| Chapter 18

324 45 0
                                    

When Vera and I returned to the trainways filled with people, we noted the silence. So many looked at one computer, hovering over each other, pushing into the person beside them. David turned around when he saw us, biting his lip.

"What's up?" I asked. "What's going on?"

"The ship's really falling," he said.

I glanced at the screen behind him. "I thought we knew that."

"Yeah, but not at this speed." David pulled me around the group and pointed at the monitors. "See that? It's too close to the buildings near the lake. Another hour or so and it'll take the tops off them."

Slowly, I nodded. "All right." I glanced back at Vera. "Is there a way you can call the ship or something? Like a phone?"

Vera shook her head. "No," she said. "We don't have phones. Not like you guys do."

David growled. I could tell he didn't like the sound of no communication or lack thereof. I just knew there had to be something.

Biting my lip, I looked back at Vera. "How do you contact your people when you're down here?"

"We don't." Vera came beside us, watching the screen, too. Even though the scene was grainy, captured by modern cameras but displayed on outdated systems, you could just see the terrors that would land. What made it worse was that no one was paying attention.

Having aliens so close was too normal.

Vera twiddled her fingers in front of her, nervously. "Unless you have business down on Earth, you don't leave the ship. And if you do, you have an escort, someone official."

"Oh." I nodded, understanding. "Like that guy who came with your dad?"
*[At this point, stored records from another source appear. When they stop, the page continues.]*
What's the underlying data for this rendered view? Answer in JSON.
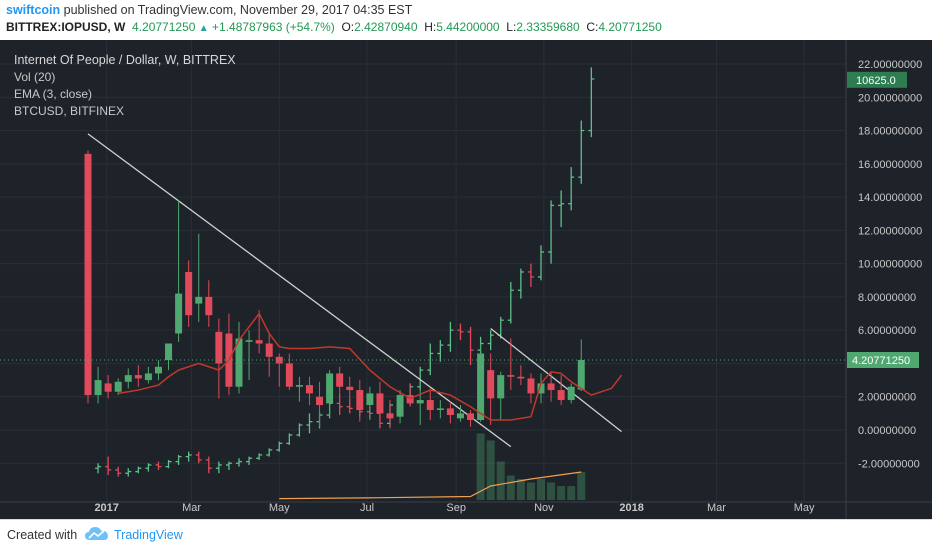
{
  "header": {
    "author": "swiftcoin",
    "publish_text": "published on TradingView.com, November 29, 2017 04:35 EST",
    "symbol": "BITTREX:IOPUSD, W",
    "last": "4.20771250",
    "change": "+1.48787963 (+54.7%)",
    "open": "2.42870940",
    "high": "5.44200000",
    "low": "2.33359680",
    "close": "4.20771250"
  },
  "legend": {
    "title": "Internet Of People / Dollar, W, BITTREX",
    "vol": "Vol (20)",
    "ema": "EMA (3, close)",
    "compare": "BTCUSD, BITFINEX"
  },
  "footer": {
    "created_with": "Created with",
    "brand": "TradingView"
  },
  "colors": {
    "up": "#4ea86f",
    "down": "#e04a5a",
    "ema": "#c0392b",
    "btc": "#2e7d52",
    "trend": "#d0d0d0",
    "background": "#1e2229",
    "grid": "#2a2e36"
  },
  "chart_data": {
    "type": "candlestick",
    "y_axis": {
      "min": -3,
      "max": 22,
      "ticks": [
        22,
        20,
        18,
        16,
        14,
        12,
        10,
        8,
        6,
        4,
        2,
        0,
        -2
      ],
      "tick_labels": [
        "22.00000000",
        "20.00000000",
        "18.00000000",
        "16.00000000",
        "14.00000000",
        "12.00000000",
        "10.00000000",
        "8.00000000",
        "6.00000000",
        "",
        "2.00000000",
        "0.00000000",
        "-2.00000000"
      ]
    },
    "x_axis": {
      "start": "2016-12-19",
      "end": "2018-05-28",
      "labels": [
        {
          "date": "2017-01-01",
          "text": "2017",
          "bold": true
        },
        {
          "date": "2017-03-01",
          "text": "Mar",
          "bold": false
        },
        {
          "date": "2017-05-01",
          "text": "May",
          "bold": false
        },
        {
          "date": "2017-07-01",
          "text": "Jul",
          "bold": false
        },
        {
          "date": "2017-09-01",
          "text": "Sep",
          "bold": false
        },
        {
          "date": "2017-11-01",
          "text": "Nov",
          "bold": false
        },
        {
          "date": "2018-01-01",
          "text": "2018",
          "bold": true
        },
        {
          "date": "2018-03-01",
          "text": "Mar",
          "bold": false
        },
        {
          "date": "2018-05-01",
          "text": "May",
          "bold": false
        }
      ]
    },
    "last_price": {
      "value": 4.2077125,
      "label": "4.20771250"
    },
    "compare_last": {
      "value": 21.05,
      "label": "10625.0"
    },
    "candles": [
      {
        "date": "2016-12-19",
        "o": 16.6,
        "h": 16.8,
        "l": 1.6,
        "c": 2.1
      },
      {
        "date": "2016-12-26",
        "o": 2.1,
        "h": 3.8,
        "l": 1.6,
        "c": 3.0
      },
      {
        "date": "2017-01-02",
        "o": 2.8,
        "h": 3.3,
        "l": 1.9,
        "c": 2.3
      },
      {
        "date": "2017-01-09",
        "o": 2.3,
        "h": 3.1,
        "l": 2.1,
        "c": 2.9
      },
      {
        "date": "2017-01-16",
        "o": 2.9,
        "h": 3.7,
        "l": 2.5,
        "c": 3.3
      },
      {
        "date": "2017-01-23",
        "o": 3.3,
        "h": 3.9,
        "l": 2.6,
        "c": 3.1
      },
      {
        "date": "2017-01-30",
        "o": 3.0,
        "h": 3.8,
        "l": 2.8,
        "c": 3.4
      },
      {
        "date": "2017-02-06",
        "o": 3.4,
        "h": 4.2,
        "l": 3.0,
        "c": 3.8
      },
      {
        "date": "2017-02-13",
        "o": 4.2,
        "h": 5.2,
        "l": 3.6,
        "c": 5.2
      },
      {
        "date": "2017-02-20",
        "o": 5.8,
        "h": 13.8,
        "l": 5.3,
        "c": 8.2
      },
      {
        "date": "2017-02-27",
        "o": 9.5,
        "h": 10.2,
        "l": 6.2,
        "c": 6.9
      },
      {
        "date": "2017-03-06",
        "o": 7.6,
        "h": 11.8,
        "l": 6.5,
        "c": 8.0
      },
      {
        "date": "2017-03-13",
        "o": 8.0,
        "h": 9.0,
        "l": 6.2,
        "c": 6.9
      },
      {
        "date": "2017-03-20",
        "o": 5.9,
        "h": 6.7,
        "l": 1.9,
        "c": 4.0
      },
      {
        "date": "2017-03-27",
        "o": 5.8,
        "h": 7.0,
        "l": 2.1,
        "c": 2.6
      },
      {
        "date": "2017-04-03",
        "o": 2.6,
        "h": 6.5,
        "l": 2.2,
        "c": 5.5
      },
      {
        "date": "2017-04-10",
        "o": 5.3,
        "h": 6.0,
        "l": 3.0,
        "c": 5.4
      },
      {
        "date": "2017-04-17",
        "o": 5.4,
        "h": 7.2,
        "l": 4.6,
        "c": 5.2
      },
      {
        "date": "2017-04-24",
        "o": 5.2,
        "h": 5.8,
        "l": 3.2,
        "c": 4.4
      },
      {
        "date": "2017-05-01",
        "o": 4.4,
        "h": 4.6,
        "l": 2.6,
        "c": 4.0
      },
      {
        "date": "2017-05-08",
        "o": 4.0,
        "h": 4.6,
        "l": 2.4,
        "c": 2.6
      },
      {
        "date": "2017-05-15",
        "o": 2.6,
        "h": 3.2,
        "l": 1.7,
        "c": 2.7
      },
      {
        "date": "2017-05-22",
        "o": 2.7,
        "h": 3.2,
        "l": 1.5,
        "c": 2.2
      },
      {
        "date": "2017-05-29",
        "o": 2.0,
        "h": 2.9,
        "l": 0.2,
        "c": 1.5
      },
      {
        "date": "2017-06-05",
        "o": 1.6,
        "h": 3.6,
        "l": 0.8,
        "c": 3.4
      },
      {
        "date": "2017-06-12",
        "o": 3.4,
        "h": 3.8,
        "l": 2.2,
        "c": 2.6
      },
      {
        "date": "2017-06-19",
        "o": 2.6,
        "h": 3.2,
        "l": 1.9,
        "c": 2.4
      },
      {
        "date": "2017-06-26",
        "o": 2.4,
        "h": 3.0,
        "l": 0.5,
        "c": 1.2
      },
      {
        "date": "2017-07-03",
        "o": 1.5,
        "h": 2.6,
        "l": 0.6,
        "c": 2.2
      },
      {
        "date": "2017-07-10",
        "o": 2.2,
        "h": 2.9,
        "l": 0.8,
        "c": 1.0
      },
      {
        "date": "2017-07-17",
        "o": 1.0,
        "h": 1.8,
        "l": 0.1,
        "c": 0.7
      },
      {
        "date": "2017-07-24",
        "o": 0.8,
        "h": 2.4,
        "l": 0.4,
        "c": 2.1
      },
      {
        "date": "2017-07-31",
        "o": 2.1,
        "h": 2.8,
        "l": 1.4,
        "c": 1.6
      },
      {
        "date": "2017-08-07",
        "o": 1.6,
        "h": 2.6,
        "l": 0.3,
        "c": 1.8
      },
      {
        "date": "2017-08-14",
        "o": 1.8,
        "h": 2.5,
        "l": 0.6,
        "c": 1.2
      },
      {
        "date": "2017-08-21",
        "o": 1.2,
        "h": 1.8,
        "l": 0.7,
        "c": 1.3
      },
      {
        "date": "2017-08-28",
        "o": 1.3,
        "h": 1.7,
        "l": 0.4,
        "c": 0.9
      },
      {
        "date": "2017-09-04",
        "o": 0.7,
        "h": 1.5,
        "l": 0.5,
        "c": 1.0
      },
      {
        "date": "2017-09-11",
        "o": 1.0,
        "h": 1.2,
        "l": 0.2,
        "c": 0.6
      },
      {
        "date": "2017-09-18",
        "o": 0.6,
        "h": 5.2,
        "l": 0.5,
        "c": 4.6
      },
      {
        "date": "2017-09-25",
        "o": 3.6,
        "h": 4.6,
        "l": 0.3,
        "c": 1.9
      },
      {
        "date": "2017-10-02",
        "o": 1.9,
        "h": 3.5,
        "l": 0.6,
        "c": 3.3
      },
      {
        "date": "2017-10-09",
        "o": 3.3,
        "h": 5.5,
        "l": 2.4,
        "c": 3.2
      },
      {
        "date": "2017-10-16",
        "o": 3.2,
        "h": 3.9,
        "l": 2.7,
        "c": 3.1
      },
      {
        "date": "2017-10-23",
        "o": 3.1,
        "h": 3.4,
        "l": 1.6,
        "c": 2.2
      },
      {
        "date": "2017-10-30",
        "o": 2.2,
        "h": 3.4,
        "l": 1.6,
        "c": 2.8
      },
      {
        "date": "2017-11-06",
        "o": 2.8,
        "h": 3.5,
        "l": 1.7,
        "c": 2.4
      },
      {
        "date": "2017-11-13",
        "o": 2.4,
        "h": 3.3,
        "l": 1.5,
        "c": 1.8
      },
      {
        "date": "2017-11-20",
        "o": 1.8,
        "h": 2.8,
        "l": 1.6,
        "c": 2.6
      },
      {
        "date": "2017-11-27",
        "o": 2.4287094,
        "h": 5.442,
        "l": 2.3335968,
        "c": 4.2077125
      }
    ],
    "ema_values": [
      {
        "date": "2017-01-09",
        "v": 2.2
      },
      {
        "date": "2017-01-23",
        "v": 2.4
      },
      {
        "date": "2017-02-06",
        "v": 2.7
      },
      {
        "date": "2017-02-13",
        "v": 3.2
      },
      {
        "date": "2017-02-20",
        "v": 3.6
      },
      {
        "date": "2017-03-06",
        "v": 4.0
      },
      {
        "date": "2017-03-20",
        "v": 3.6
      },
      {
        "date": "2017-03-27",
        "v": 4.2
      },
      {
        "date": "2017-04-03",
        "v": 5.4
      },
      {
        "date": "2017-04-17",
        "v": 7.0
      },
      {
        "date": "2017-04-24",
        "v": 5.8
      },
      {
        "date": "2017-05-01",
        "v": 5.0
      },
      {
        "date": "2017-05-08",
        "v": 4.9
      },
      {
        "date": "2017-05-22",
        "v": 4.9
      },
      {
        "date": "2017-06-05",
        "v": 5.0
      },
      {
        "date": "2017-06-19",
        "v": 4.9
      },
      {
        "date": "2017-07-03",
        "v": 3.6
      },
      {
        "date": "2017-07-17",
        "v": 2.6
      },
      {
        "date": "2017-07-31",
        "v": 1.9
      },
      {
        "date": "2017-08-14",
        "v": 2.4
      },
      {
        "date": "2017-08-28",
        "v": 2.1
      },
      {
        "date": "2017-09-11",
        "v": 1.4
      },
      {
        "date": "2017-09-18",
        "v": 1.0
      },
      {
        "date": "2017-09-25",
        "v": 0.6
      },
      {
        "date": "2017-10-09",
        "v": 0.6
      },
      {
        "date": "2017-10-23",
        "v": 0.8
      },
      {
        "date": "2017-10-30",
        "v": 2.8
      },
      {
        "date": "2017-11-06",
        "v": 3.5
      },
      {
        "date": "2017-11-13",
        "v": 3.4
      },
      {
        "date": "2017-11-20",
        "v": 2.9
      },
      {
        "date": "2017-12-04",
        "v": 2.1
      },
      {
        "date": "2017-12-18",
        "v": 2.5
      },
      {
        "date": "2017-12-25",
        "v": 3.3
      }
    ],
    "btc_bars": [
      {
        "date": "2016-12-26",
        "o": -2.3,
        "h": -2.0,
        "l": -2.6,
        "c": -2.2
      },
      {
        "date": "2017-01-02",
        "o": -2.2,
        "h": -1.6,
        "l": -2.7,
        "c": -2.4
      },
      {
        "date": "2017-01-09",
        "o": -2.4,
        "h": -2.2,
        "l": -2.8,
        "c": -2.6
      },
      {
        "date": "2017-01-16",
        "o": -2.6,
        "h": -2.3,
        "l": -2.8,
        "c": -2.5
      },
      {
        "date": "2017-01-23",
        "o": -2.5,
        "h": -2.2,
        "l": -2.6,
        "c": -2.3
      },
      {
        "date": "2017-01-30",
        "o": -2.3,
        "h": -2.0,
        "l": -2.5,
        "c": -2.1
      },
      {
        "date": "2017-02-06",
        "o": -2.1,
        "h": -1.9,
        "l": -2.4,
        "c": -2.2
      },
      {
        "date": "2017-02-13",
        "o": -2.2,
        "h": -1.8,
        "l": -2.3,
        "c": -1.9
      },
      {
        "date": "2017-02-20",
        "o": -1.9,
        "h": -1.5,
        "l": -2.1,
        "c": -1.6
      },
      {
        "date": "2017-02-27",
        "o": -1.6,
        "h": -1.3,
        "l": -1.9,
        "c": -1.5
      },
      {
        "date": "2017-03-06",
        "o": -1.5,
        "h": -1.3,
        "l": -2.0,
        "c": -1.8
      },
      {
        "date": "2017-03-13",
        "o": -1.8,
        "h": -1.6,
        "l": -2.6,
        "c": -2.3
      },
      {
        "date": "2017-03-20",
        "o": -2.3,
        "h": -1.9,
        "l": -2.6,
        "c": -2.1
      },
      {
        "date": "2017-03-27",
        "o": -2.1,
        "h": -1.9,
        "l": -2.4,
        "c": -2.0
      },
      {
        "date": "2017-04-03",
        "o": -2.0,
        "h": -1.7,
        "l": -2.2,
        "c": -1.9
      },
      {
        "date": "2017-04-10",
        "o": -1.9,
        "h": -1.6,
        "l": -2.1,
        "c": -1.7
      },
      {
        "date": "2017-04-17",
        "o": -1.7,
        "h": -1.4,
        "l": -1.8,
        "c": -1.5
      },
      {
        "date": "2017-04-24",
        "o": -1.5,
        "h": -1.1,
        "l": -1.6,
        "c": -1.2
      },
      {
        "date": "2017-05-01",
        "o": -1.2,
        "h": -0.7,
        "l": -1.3,
        "c": -0.8
      },
      {
        "date": "2017-05-08",
        "o": -0.8,
        "h": -0.2,
        "l": -0.9,
        "c": -0.3
      },
      {
        "date": "2017-05-15",
        "o": -0.3,
        "h": 0.4,
        "l": -0.4,
        "c": 0.3
      },
      {
        "date": "2017-05-22",
        "o": 0.3,
        "h": 1.0,
        "l": -0.2,
        "c": 0.5
      },
      {
        "date": "2017-05-29",
        "o": 0.5,
        "h": 1.1,
        "l": 0.1,
        "c": 0.9
      },
      {
        "date": "2017-06-05",
        "o": 0.9,
        "h": 1.8,
        "l": 0.7,
        "c": 1.6
      },
      {
        "date": "2017-06-12",
        "o": 1.6,
        "h": 2.2,
        "l": 0.9,
        "c": 1.4
      },
      {
        "date": "2017-06-19",
        "o": 1.4,
        "h": 1.9,
        "l": 1.0,
        "c": 1.3
      },
      {
        "date": "2017-06-26",
        "o": 1.3,
        "h": 1.6,
        "l": 0.8,
        "c": 1.1
      },
      {
        "date": "2017-07-03",
        "o": 1.1,
        "h": 1.4,
        "l": 0.7,
        "c": 1.0
      },
      {
        "date": "2017-07-10",
        "o": 1.0,
        "h": 1.2,
        "l": 0.1,
        "c": 0.4
      },
      {
        "date": "2017-07-17",
        "o": 0.4,
        "h": 1.6,
        "l": 0.2,
        "c": 1.5
      },
      {
        "date": "2017-07-24",
        "o": 1.5,
        "h": 1.9,
        "l": 1.1,
        "c": 1.7
      },
      {
        "date": "2017-07-31",
        "o": 1.7,
        "h": 2.8,
        "l": 1.5,
        "c": 2.6
      },
      {
        "date": "2017-08-07",
        "o": 2.6,
        "h": 3.8,
        "l": 2.4,
        "c": 3.6
      },
      {
        "date": "2017-08-14",
        "o": 3.6,
        "h": 5.2,
        "l": 3.3,
        "c": 4.6
      },
      {
        "date": "2017-08-21",
        "o": 4.6,
        "h": 5.4,
        "l": 4.1,
        "c": 5.1
      },
      {
        "date": "2017-08-28",
        "o": 5.1,
        "h": 6.5,
        "l": 4.7,
        "c": 6.0
      },
      {
        "date": "2017-09-04",
        "o": 6.0,
        "h": 6.4,
        "l": 5.4,
        "c": 5.9
      },
      {
        "date": "2017-09-11",
        "o": 5.9,
        "h": 6.2,
        "l": 3.9,
        "c": 4.8
      },
      {
        "date": "2017-09-18",
        "o": 4.8,
        "h": 5.6,
        "l": 4.4,
        "c": 5.2
      },
      {
        "date": "2017-09-25",
        "o": 5.2,
        "h": 6.0,
        "l": 4.8,
        "c": 5.7
      },
      {
        "date": "2017-10-02",
        "o": 5.7,
        "h": 6.8,
        "l": 5.5,
        "c": 6.6
      },
      {
        "date": "2017-10-09",
        "o": 6.6,
        "h": 8.9,
        "l": 6.4,
        "c": 8.4
      },
      {
        "date": "2017-10-16",
        "o": 8.4,
        "h": 9.7,
        "l": 7.9,
        "c": 9.5
      },
      {
        "date": "2017-10-23",
        "o": 9.5,
        "h": 10.0,
        "l": 8.6,
        "c": 9.2
      },
      {
        "date": "2017-10-30",
        "o": 9.2,
        "h": 11.1,
        "l": 9.0,
        "c": 10.7
      },
      {
        "date": "2017-11-06",
        "o": 10.7,
        "h": 13.8,
        "l": 10.0,
        "c": 13.5
      },
      {
        "date": "2017-11-13",
        "o": 13.5,
        "h": 14.4,
        "l": 12.2,
        "c": 13.6
      },
      {
        "date": "2017-11-20",
        "o": 13.6,
        "h": 15.8,
        "l": 13.2,
        "c": 15.2
      },
      {
        "date": "2017-11-27",
        "o": 15.2,
        "h": 18.6,
        "l": 14.8,
        "c": 18.0
      },
      {
        "date": "2017-12-04",
        "o": 18.0,
        "h": 21.8,
        "l": 17.6,
        "c": 21.1
      }
    ],
    "trend_lines": [
      {
        "from": {
          "date": "2016-12-19",
          "value": 17.8
        },
        "to": {
          "date": "2017-10-09",
          "value": -1.0
        }
      },
      {
        "from": {
          "date": "2017-09-25",
          "value": 6.1
        },
        "to": {
          "date": "2017-12-25",
          "value": -0.1
        }
      }
    ],
    "volume": {
      "color_up": "#4ea86f",
      "bars": [
        {
          "date": "2017-09-18",
          "v": 0.95
        },
        {
          "date": "2017-09-25",
          "v": 0.85
        },
        {
          "date": "2017-10-02",
          "v": 0.55
        },
        {
          "date": "2017-10-09",
          "v": 0.35
        },
        {
          "date": "2017-10-16",
          "v": 0.3
        },
        {
          "date": "2017-10-23",
          "v": 0.25
        },
        {
          "date": "2017-10-30",
          "v": 0.3
        },
        {
          "date": "2017-11-06",
          "v": 0.25
        },
        {
          "date": "2017-11-13",
          "v": 0.2
        },
        {
          "date": "2017-11-20",
          "v": 0.2
        },
        {
          "date": "2017-11-27",
          "v": 0.4
        }
      ]
    },
    "volume_ma": [
      {
        "date": "2017-05-01",
        "v": 0.02
      },
      {
        "date": "2017-07-01",
        "v": 0.03
      },
      {
        "date": "2017-09-11",
        "v": 0.05
      },
      {
        "date": "2017-09-25",
        "v": 0.2
      },
      {
        "date": "2017-10-23",
        "v": 0.3
      },
      {
        "date": "2017-11-27",
        "v": 0.4
      }
    ]
  }
}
Vera nodded. "Yeah, Brylon. He's kind of our personal guard."

"Can we call him?" David looked back at her. "A way to reach him?"

Vera bit her lip. "He's probably looking for me now, anyway. Or my father; I couldn't find him either. I'm worried."

I was worried, too. Despite the tight feeling I had in my gut, I knew now wasn't the time to cling to my anxieties. I had to push forward. Like had Vera said—stop the bad, bring the good.

"Well, what if we get on the ship?" I turned, facing both David and Vera. "It's crashing, right? Is there a way to stop it from falling? Something we can press?"

"There's probably something in the control room." Vera looked down at her feet and rubbed her chin. "But I don't know how."

"Okay, fine." I turned to David. "What about everyone outside? No news outlets have picked this up. Nothing?"

"Nah." David ran his hands through his hair as he looked back at his team for confirmation. "It's been quiet."

"Hm." I sucked my bottom lip up between my teeth and exhaled sharply through my nose. "There has to be something..."

Vera looked at the both of us before pushing through the group to stand the closest to the monitor's screen. "Chaos?"

She said it so nonchalantly, all heads turned towards her.

Vera shrugged, glancing at every set of eyes peering in her direction. "You need a reaction, right? No one's paying attention. And it's too quiet, so Holmes is just sneaking around like he doesn't have a care in the world. But if everyone was out, if everyone was making noise, then he'd be stuck, right?"

Vera had a point. As negative as chaos and panic could be, sometimes it was the only way to get the desired reaction. There had been studies that proved it, right? To find our bad guy, we needed to rush out on the streets.